The research addresses in chronological order a number of important benchmarks for the FAO and its intersection with other international bodies and frameworks, including the International Institute of Agriculture (Rome), League of Nations, The General Agreement on Trade and Tariffs (GATT), World Health Organization (WHO), and the 1948 Universal Declaration of Human Rights (UDHR).

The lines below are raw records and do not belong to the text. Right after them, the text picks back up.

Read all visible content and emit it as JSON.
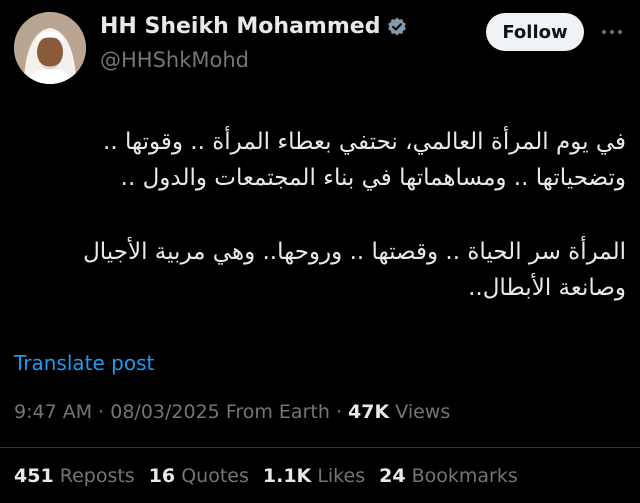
{
  "author": {
    "display_name": "HH Sheikh Mohammed",
    "handle": "@HHShkMohd",
    "verified_icon": "verified-badge-icon"
  },
  "actions": {
    "follow_label": "Follow",
    "more_icon": "more-horizontal-icon"
  },
  "post": {
    "lines": [
      "في يوم المرأة العالمي، نحتفي بعطاء المرأة .. وقوتها ..",
      "وتضحياتها .. ومساهماتها في بناء المجتمعات والدول ..",
      "المرأة سر الحياة .. وقصتها .. وروحها.. وهي مربية الأجيال",
      "وصانعة الأبطال.."
    ],
    "translate_label": "Translate post"
  },
  "meta": {
    "time": "9:47 AM",
    "date": "08/03/2025",
    "source": "From Earth",
    "views_count": "47K",
    "views_label": "Views"
  },
  "stats": {
    "reposts_count": "451",
    "reposts_label": "Reposts",
    "quotes_count": "16",
    "quotes_label": "Quotes",
    "likes_count": "1.1K",
    "likes_label": "Likes",
    "bookmarks_count": "24",
    "bookmarks_label": "Bookmarks"
  },
  "colors": {
    "background": "#000000",
    "text": "#e7e9ea",
    "muted": "#71767b",
    "link": "#1d9bf0",
    "verified": "#829aab",
    "follow_bg": "#eff3f4"
  }
}
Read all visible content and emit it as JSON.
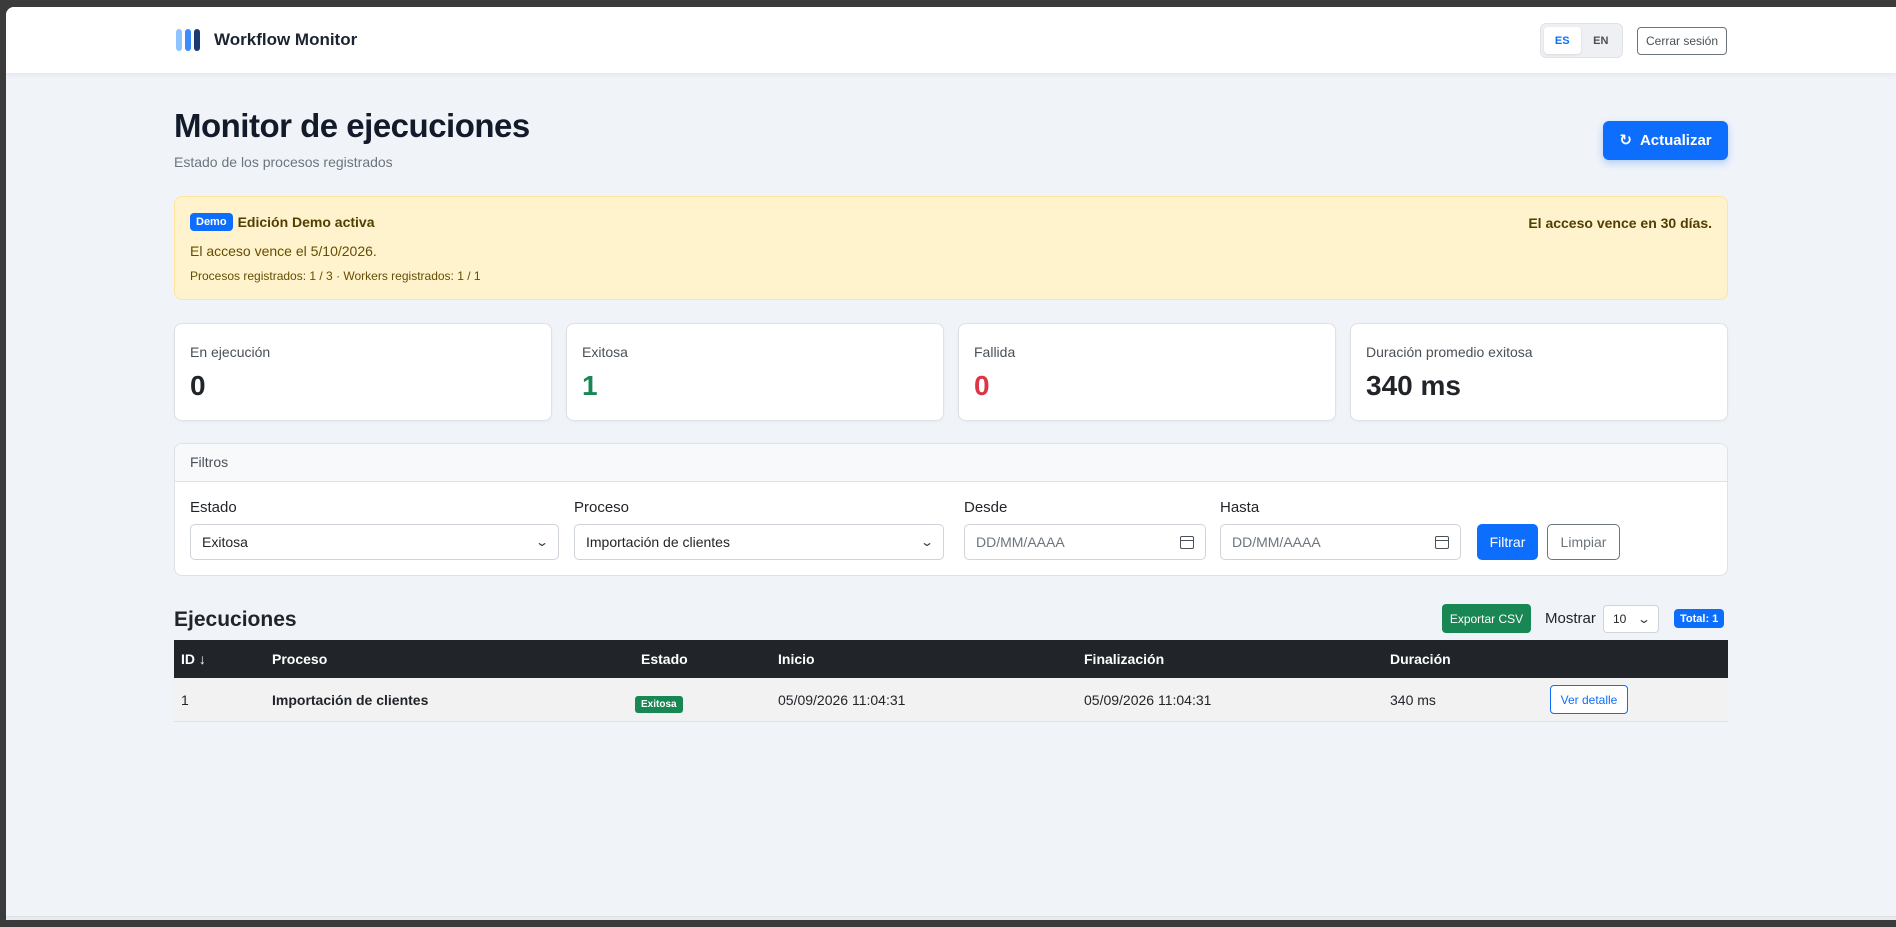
{
  "app": {
    "name": "Workflow Monitor"
  },
  "nav": {
    "languages": [
      {
        "code": "ES",
        "active": true
      },
      {
        "code": "EN",
        "active": false
      }
    ],
    "logout_label": "Cerrar sesión"
  },
  "page": {
    "title": "Monitor de ejecuciones",
    "subtitle": "Estado de los procesos registrados",
    "refresh_label": "Actualizar"
  },
  "demo": {
    "badge": "Demo",
    "title": "Edición Demo activa",
    "expires_in": "El acceso vence en 30 días.",
    "expiry_date_text": "El acceso vence el 5/10/2026.",
    "counts_text": "Procesos registrados: 1 / 3 · Workers registrados: 1 / 1"
  },
  "stats": [
    {
      "label": "En ejecución",
      "value": "0"
    },
    {
      "label": "Exitosa",
      "value": "1"
    },
    {
      "label": "Fallida",
      "value": "0"
    },
    {
      "label": "Duración promedio exitosa",
      "value": "340 ms"
    }
  ],
  "filters": {
    "header": "Filtros",
    "estado_label": "Estado",
    "estado_value": "Exitosa",
    "proceso_label": "Proceso",
    "proceso_value": "Importación de clientes",
    "desde_label": "Desde",
    "desde_placeholder": "DD/MM/AAAA",
    "hasta_label": "Hasta",
    "hasta_placeholder": "DD/MM/AAAA",
    "filter_label": "Filtrar",
    "clear_label": "Limpiar"
  },
  "executions": {
    "title": "Ejecuciones",
    "export_label": "Exportar CSV",
    "show_label": "Mostrar",
    "page_size": "10",
    "total_label": "Total: 1",
    "columns": [
      "ID ↓",
      "Proceso",
      "Estado",
      "Inicio",
      "Finalización",
      "Duración"
    ],
    "rows": [
      {
        "id": "1",
        "process": "Importación de clientes",
        "status": "Exitosa",
        "start": "05/09/2026 11:04:31",
        "end": "05/09/2026 11:04:31",
        "duration": "340 ms",
        "action": "Ver detalle"
      }
    ]
  },
  "colors": {
    "primary": "#0d6efd",
    "success": "#198754",
    "danger": "#dc3545",
    "warning_bg": "#fff3cd",
    "table_head": "#212529"
  }
}
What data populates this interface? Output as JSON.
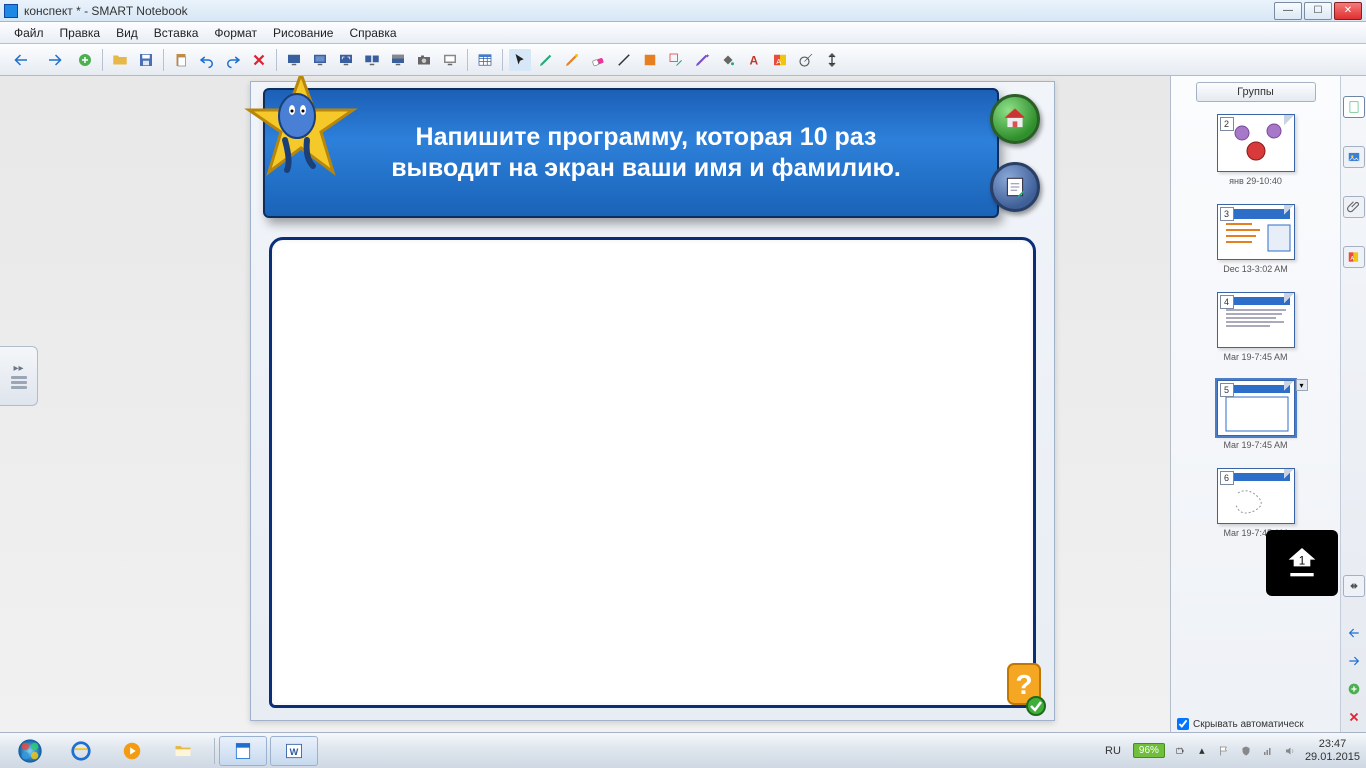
{
  "window": {
    "title": "конспект * - SMART Notebook"
  },
  "menu": {
    "file": "Файл",
    "edit": "Правка",
    "view": "Вид",
    "insert": "Вставка",
    "format": "Формат",
    "draw": "Рисование",
    "help": "Справка"
  },
  "slide": {
    "banner": "Напишите программу, которая 10 раз выводит на экран ваши имя и фамилию."
  },
  "panel": {
    "groups": "Группы",
    "thumbs": [
      {
        "num": "2",
        "caption": "янв 29-10:40",
        "style": "balloons"
      },
      {
        "num": "3",
        "caption": "Dec 13-3:02 AM",
        "style": "list"
      },
      {
        "num": "4",
        "caption": "Mar 19-7:45 AM",
        "style": "text"
      },
      {
        "num": "5",
        "caption": "Mar 19-7:45 AM",
        "style": "blank",
        "selected": true
      },
      {
        "num": "6",
        "caption": "Mar 19-7:45 AM",
        "style": "scribble"
      }
    ],
    "autohide": "Скрывать автоматическ"
  },
  "tray": {
    "lang": "RU",
    "battery": "96%",
    "time": "23:47",
    "date": "29.01.2015"
  }
}
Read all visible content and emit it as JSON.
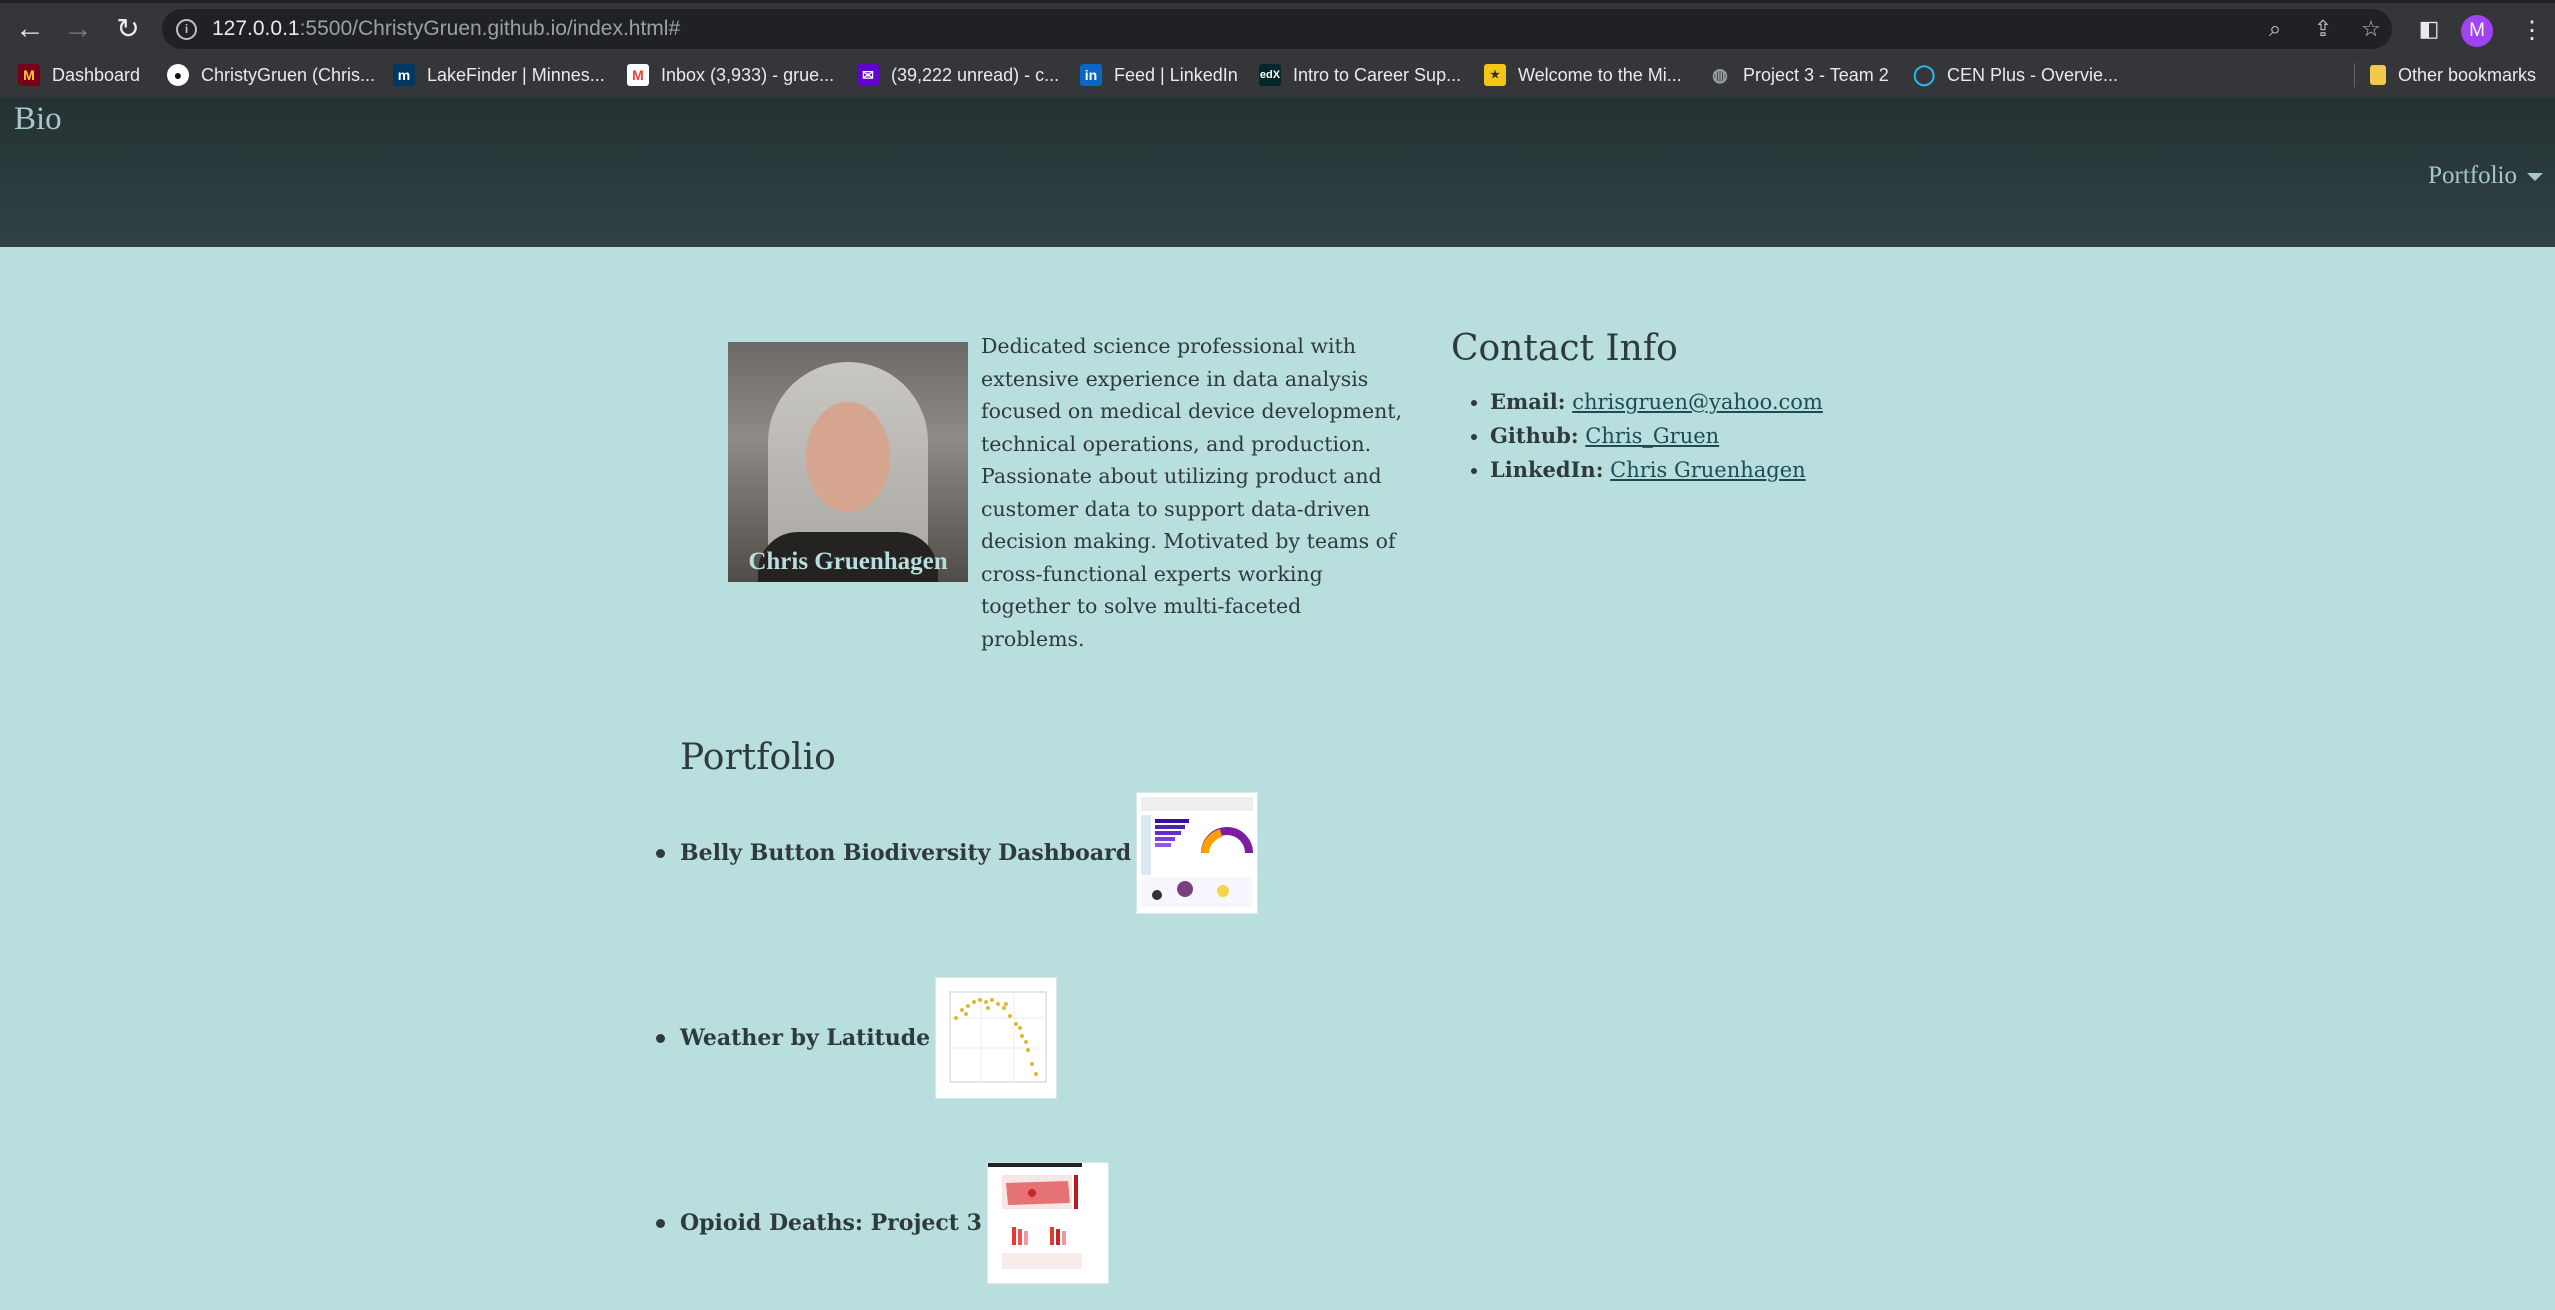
{
  "browser": {
    "url_host": "127.0.0.1",
    "url_rest": ":5500/ChristyGruen.github.io/index.html#",
    "avatar_letter": "M",
    "bookmarks": [
      {
        "label": "Dashboard",
        "icon": "umn-icon",
        "color": "#7a0019"
      },
      {
        "label": "ChristyGruen (Chris...",
        "icon": "github-icon",
        "color": "#ffffff"
      },
      {
        "label": "LakeFinder | Minnes...",
        "icon": "mn-icon",
        "color": "#003865"
      },
      {
        "label": "Inbox (3,933) - grue...",
        "icon": "gmail-icon",
        "color": "#ea4335"
      },
      {
        "label": "(39,222 unread) - c...",
        "icon": "yahoo-mail-icon",
        "color": "#6001d2"
      },
      {
        "label": "Feed | LinkedIn",
        "icon": "linkedin-icon",
        "color": "#0a66c2"
      },
      {
        "label": "Intro to Career Sup...",
        "icon": "edx-icon",
        "color": "#02262b"
      },
      {
        "label": "Welcome to the Mi...",
        "icon": "mn-star-icon",
        "color": "#f5c518"
      },
      {
        "label": "Project 3 - Team 2",
        "icon": "globe-icon",
        "color": "#9aa0a6"
      },
      {
        "label": "CEN Plus - Overvie...",
        "icon": "circle-icon",
        "color": "#29b6f6"
      }
    ],
    "other_bookmarks": "Other bookmarks"
  },
  "nav": {
    "brand": "Bio",
    "dropdown_label": "Portfolio"
  },
  "profile": {
    "photo_caption": "Chris Gruenhagen",
    "bio": "Dedicated science professional with extensive experience in data analysis focused on medical device development, technical operations, and production. Passionate about utilizing product and customer data to support data-driven decision making. Motivated by teams of cross-functional experts working together to solve multi-faceted problems."
  },
  "contact": {
    "title": "Contact Info",
    "email_label": "Email:",
    "email_value": "chrisgruen@yahoo.com",
    "github_label": "Github:",
    "github_value": "Chris_Gruen",
    "linkedin_label": "LinkedIn:",
    "linkedin_value": "Chris Gruenhagen"
  },
  "portfolio": {
    "title": "Portfolio",
    "items": [
      {
        "label": "Belly Button Biodiversity Dashboard"
      },
      {
        "label": "Weather by Latitude"
      },
      {
        "label": "Opioid Deaths: Project 3"
      }
    ]
  }
}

The analysis based on this research addresses the interplay between FAO and the development of international law; global food norms; international institutions; sovereign states and international stakeholders; and the start of international food law and policy frameworks, namely trade, nutrition, and food security. I am especially interested in whether FAO’s mandate and governance authorities position the agency to help meet the changing needs of an evolving global food system as hunger, dietary diseases, climate change, environmental degradation, and equity concerns confront all nations.
Background:
I am the founding Executive Director of the Resnick Center for Food Law and Policy at the University of California, Los Angeles (UCLA) School of Law and Professor from Practice. I have had the good fortune in helping lead the development of food law as a discipline in law schools in the United States, Europe, and Asia from the time that I taught the first food law and policy course in the United States in 2004. This development has been precipitated by a modern food movement that has set out to foster new norms for civil society and inspire consumer interest in food. I taught an international food law course at Cambridge University during a summer law program in 2006 and have since then vacillated between private practice, where I engaged in international food law, and academia where I have incorporated international law topics in books and articles. During this intellectual journey, I developed a passion for the international and domestic history of food law and covered aspects of this history in the treatise I authored on Food Law in the United States (Cambridge 2016) and in the casebook I co-edited on Food Law Cases and Materials (Wolters Kluwer 2019). It was during the writing of these books that I determined to research and write on the history of international food law and FAO, where I was a visiting scholar and consultant during 2008-09. I am now currently editing Research Handbook on International Food Law (Edward Elgar Publishing, forthcoming 2021) and following this publication will author, Elgar Companion to the Law and Practice of the Food and Agriculture Organisation (Edward Elgar Publishing, forthcoming 2022).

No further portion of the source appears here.